Intersectionality at the SCS

It’s like the arrow in the FedEx logo: you don’t notice it, but then something makes you switch between figure and ground, and there it is. That’s the way I felt after I returned on January 6 from the Society for Classical Studies meeting in San Diego. It had been, for me, an unusually pleasant meeting–I managed to schedule everything that I had to do on Friday, January 4, and so had all of the 5th to see some of the sights and visit old friends in the city.

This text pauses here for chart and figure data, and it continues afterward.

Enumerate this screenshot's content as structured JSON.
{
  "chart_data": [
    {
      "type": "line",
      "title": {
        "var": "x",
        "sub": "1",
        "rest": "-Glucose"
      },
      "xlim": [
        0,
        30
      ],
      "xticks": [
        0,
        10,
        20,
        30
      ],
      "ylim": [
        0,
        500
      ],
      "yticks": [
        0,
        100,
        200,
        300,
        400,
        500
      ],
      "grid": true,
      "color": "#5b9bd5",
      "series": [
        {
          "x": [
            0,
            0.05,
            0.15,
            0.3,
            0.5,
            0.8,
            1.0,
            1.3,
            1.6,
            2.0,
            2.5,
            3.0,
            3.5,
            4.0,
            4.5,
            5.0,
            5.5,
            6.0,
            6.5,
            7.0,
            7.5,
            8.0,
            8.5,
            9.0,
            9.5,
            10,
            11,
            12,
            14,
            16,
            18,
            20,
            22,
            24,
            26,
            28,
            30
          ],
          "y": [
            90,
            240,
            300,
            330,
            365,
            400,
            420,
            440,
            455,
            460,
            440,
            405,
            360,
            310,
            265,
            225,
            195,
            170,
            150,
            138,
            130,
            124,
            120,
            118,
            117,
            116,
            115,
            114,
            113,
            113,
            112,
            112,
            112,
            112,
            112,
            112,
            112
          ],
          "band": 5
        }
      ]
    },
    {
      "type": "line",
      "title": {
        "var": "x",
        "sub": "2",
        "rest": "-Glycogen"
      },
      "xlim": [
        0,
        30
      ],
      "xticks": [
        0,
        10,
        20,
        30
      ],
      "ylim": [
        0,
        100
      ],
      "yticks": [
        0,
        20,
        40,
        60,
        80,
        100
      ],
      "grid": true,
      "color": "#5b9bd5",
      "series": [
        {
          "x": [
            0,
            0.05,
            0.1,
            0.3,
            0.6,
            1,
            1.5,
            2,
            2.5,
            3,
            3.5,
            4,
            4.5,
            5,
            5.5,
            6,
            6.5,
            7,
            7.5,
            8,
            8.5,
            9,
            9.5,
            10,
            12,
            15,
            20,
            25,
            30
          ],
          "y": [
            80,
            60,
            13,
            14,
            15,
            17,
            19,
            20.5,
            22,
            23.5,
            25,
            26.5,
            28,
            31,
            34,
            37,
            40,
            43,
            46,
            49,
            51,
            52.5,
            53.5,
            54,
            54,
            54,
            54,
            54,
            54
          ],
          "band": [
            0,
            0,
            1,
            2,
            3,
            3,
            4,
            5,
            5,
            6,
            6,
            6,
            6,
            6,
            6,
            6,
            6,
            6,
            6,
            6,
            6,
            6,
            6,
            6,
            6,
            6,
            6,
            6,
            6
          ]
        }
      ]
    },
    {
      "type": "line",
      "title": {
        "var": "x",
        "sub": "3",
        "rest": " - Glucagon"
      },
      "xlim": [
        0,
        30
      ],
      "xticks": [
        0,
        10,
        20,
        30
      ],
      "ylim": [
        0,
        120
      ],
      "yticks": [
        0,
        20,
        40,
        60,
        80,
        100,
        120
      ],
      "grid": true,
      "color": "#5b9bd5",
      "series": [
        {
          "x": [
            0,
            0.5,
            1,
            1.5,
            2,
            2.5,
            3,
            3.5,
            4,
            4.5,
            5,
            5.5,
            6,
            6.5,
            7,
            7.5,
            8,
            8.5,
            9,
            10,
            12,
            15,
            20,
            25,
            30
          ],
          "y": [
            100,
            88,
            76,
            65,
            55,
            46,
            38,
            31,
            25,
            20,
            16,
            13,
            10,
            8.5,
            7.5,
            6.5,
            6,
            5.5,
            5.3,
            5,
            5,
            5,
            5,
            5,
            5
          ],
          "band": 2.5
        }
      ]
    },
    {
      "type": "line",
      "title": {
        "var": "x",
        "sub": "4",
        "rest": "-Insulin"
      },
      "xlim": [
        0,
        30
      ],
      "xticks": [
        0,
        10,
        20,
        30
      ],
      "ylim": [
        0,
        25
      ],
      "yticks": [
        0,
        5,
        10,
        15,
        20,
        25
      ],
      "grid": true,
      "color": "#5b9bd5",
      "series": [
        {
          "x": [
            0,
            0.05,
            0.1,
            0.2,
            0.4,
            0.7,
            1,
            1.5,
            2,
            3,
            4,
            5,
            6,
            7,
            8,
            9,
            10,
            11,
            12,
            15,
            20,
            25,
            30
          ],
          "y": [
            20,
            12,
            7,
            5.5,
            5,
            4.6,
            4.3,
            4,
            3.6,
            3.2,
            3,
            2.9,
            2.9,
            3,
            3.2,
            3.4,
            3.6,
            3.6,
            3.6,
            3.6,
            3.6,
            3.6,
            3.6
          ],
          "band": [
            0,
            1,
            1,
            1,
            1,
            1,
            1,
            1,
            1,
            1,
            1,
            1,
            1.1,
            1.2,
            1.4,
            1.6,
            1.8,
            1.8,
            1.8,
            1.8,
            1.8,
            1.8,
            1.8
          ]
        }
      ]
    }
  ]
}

So it wasn’t until I was back in Pennsylvania that I saw the headline: “After Racist Incidents Mire a Conference, Classicists Point to Bigger Problems.” (I’ll resist the philological impulse to emend “mire” to “mar.”) On Saturday, as the Chronicle of Higher Education reports, an independent scholar named Mary Frances Williams stood up during an open discussion at a panel celebrating the 150th anniversary of the SCS, formerly the American Philological Association, and suggested that Dan-el Padilla Peralta, an Afro-Latin assistant professor at Princeton, had gotten his job “because he’s black.” People in the room condemned her remark as racist, and some moved to take away her microphone. The SCS Board of Directors tweeted a condemnation of “the racist acts and speech that occurred” and expelled Williams from the meeting.  A few days later, SCS President Mary T. Boatwright issued a letter to the SCS membership affirming the Society’s need to “confront, meet, and remedy the problems so appallingly revealed in San Diego.”

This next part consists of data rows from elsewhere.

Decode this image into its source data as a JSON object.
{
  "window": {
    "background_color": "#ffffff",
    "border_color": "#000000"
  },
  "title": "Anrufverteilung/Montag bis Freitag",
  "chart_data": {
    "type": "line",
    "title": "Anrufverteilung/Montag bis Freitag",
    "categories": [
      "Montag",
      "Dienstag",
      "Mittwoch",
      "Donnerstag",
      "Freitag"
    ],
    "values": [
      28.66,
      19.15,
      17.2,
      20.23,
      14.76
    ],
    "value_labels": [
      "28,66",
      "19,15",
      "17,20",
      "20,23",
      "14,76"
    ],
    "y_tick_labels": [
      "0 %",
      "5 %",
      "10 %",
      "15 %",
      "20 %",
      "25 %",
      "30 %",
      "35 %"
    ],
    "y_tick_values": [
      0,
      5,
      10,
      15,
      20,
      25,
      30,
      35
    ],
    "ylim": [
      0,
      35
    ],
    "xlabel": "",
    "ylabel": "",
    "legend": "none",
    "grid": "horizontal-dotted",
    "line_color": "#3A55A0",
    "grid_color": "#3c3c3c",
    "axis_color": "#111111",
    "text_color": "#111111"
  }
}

I need to say at once that Williams’ remarks strike me as racist, as well as simply rude, and that they deserve condemnation. Classics, at least in higher education, does have a deserved reputation for being whiter and more privileged than many other disciplines in the humanities, and you’ll look a long way at an SCS convention before seeing any persons of color with badges hanging around their necks.

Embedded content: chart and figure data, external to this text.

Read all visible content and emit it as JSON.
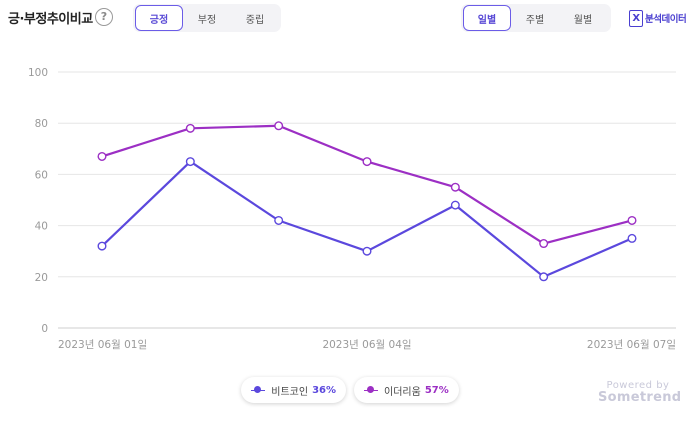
{
  "header": {
    "title": "긍·부정추이비교",
    "help_label": "?",
    "sentiment_tabs": [
      {
        "label": "긍정",
        "active": true
      },
      {
        "label": "부정",
        "active": false
      },
      {
        "label": "중립",
        "active": false
      }
    ],
    "period_tabs": [
      {
        "label": "일별",
        "active": true
      },
      {
        "label": "주별",
        "active": false
      },
      {
        "label": "월별",
        "active": false
      }
    ],
    "analysis_label": "분석데이터",
    "analysis_icon": "excel-icon",
    "analysis_icon_glyph": "X"
  },
  "chart_data": {
    "type": "line",
    "x": [
      "2023-06-01",
      "2023-06-02",
      "2023-06-03",
      "2023-06-04",
      "2023-06-05",
      "2023-06-06",
      "2023-06-07"
    ],
    "xtick_labels": [
      "2023년 06월 01일",
      "2023년 06월 04일",
      "2023년 06월 07일"
    ],
    "xtick_indices": [
      0,
      3,
      6
    ],
    "ylim": [
      0,
      100
    ],
    "yticks": [
      0,
      20,
      40,
      60,
      80,
      100
    ],
    "grid": true,
    "series": [
      {
        "name": "비트코인",
        "percent": "36%",
        "color": "#5b48dd",
        "values": [
          32,
          65,
          42,
          30,
          48,
          20,
          35
        ]
      },
      {
        "name": "이더리움",
        "percent": "57%",
        "color": "#9c2fc4",
        "values": [
          67,
          78,
          79,
          65,
          55,
          33,
          42
        ]
      }
    ],
    "legend_position": "bottom-center"
  },
  "footer": {
    "powered_by": "Powered by",
    "brand": "Sometrend"
  }
}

But just stand a step or two to one side and look at what happened through the lens of intersectionality. The situation at the SCS begins to look a bit more complicated once you recognize how different systems of social and professional stratification weave through each other. A white woman accused a black man of owing his job to racial preference, and so implied that he was unqualified; but also, a female, marginalized member of the academic precariat—an “independent scholar”—suggested that a member of academe’s elite, a male Ivy League professor, had not earned his privilege, whereupon she was promptly crushed by the profession’s establishment. The fact that her challenge was racist and wrong doesn’t, I think, change that dynamic.

Complicating our understanding of this incident doesn’t make the problems of racism and unjustified exclusivity in classics go away. Suddenly you see the arrow, but the E and X are still there. But the intersectional lens may help us see that the problems are not simply a matter of individual prejudice or personality, and that they are not confined to classics, or to racists.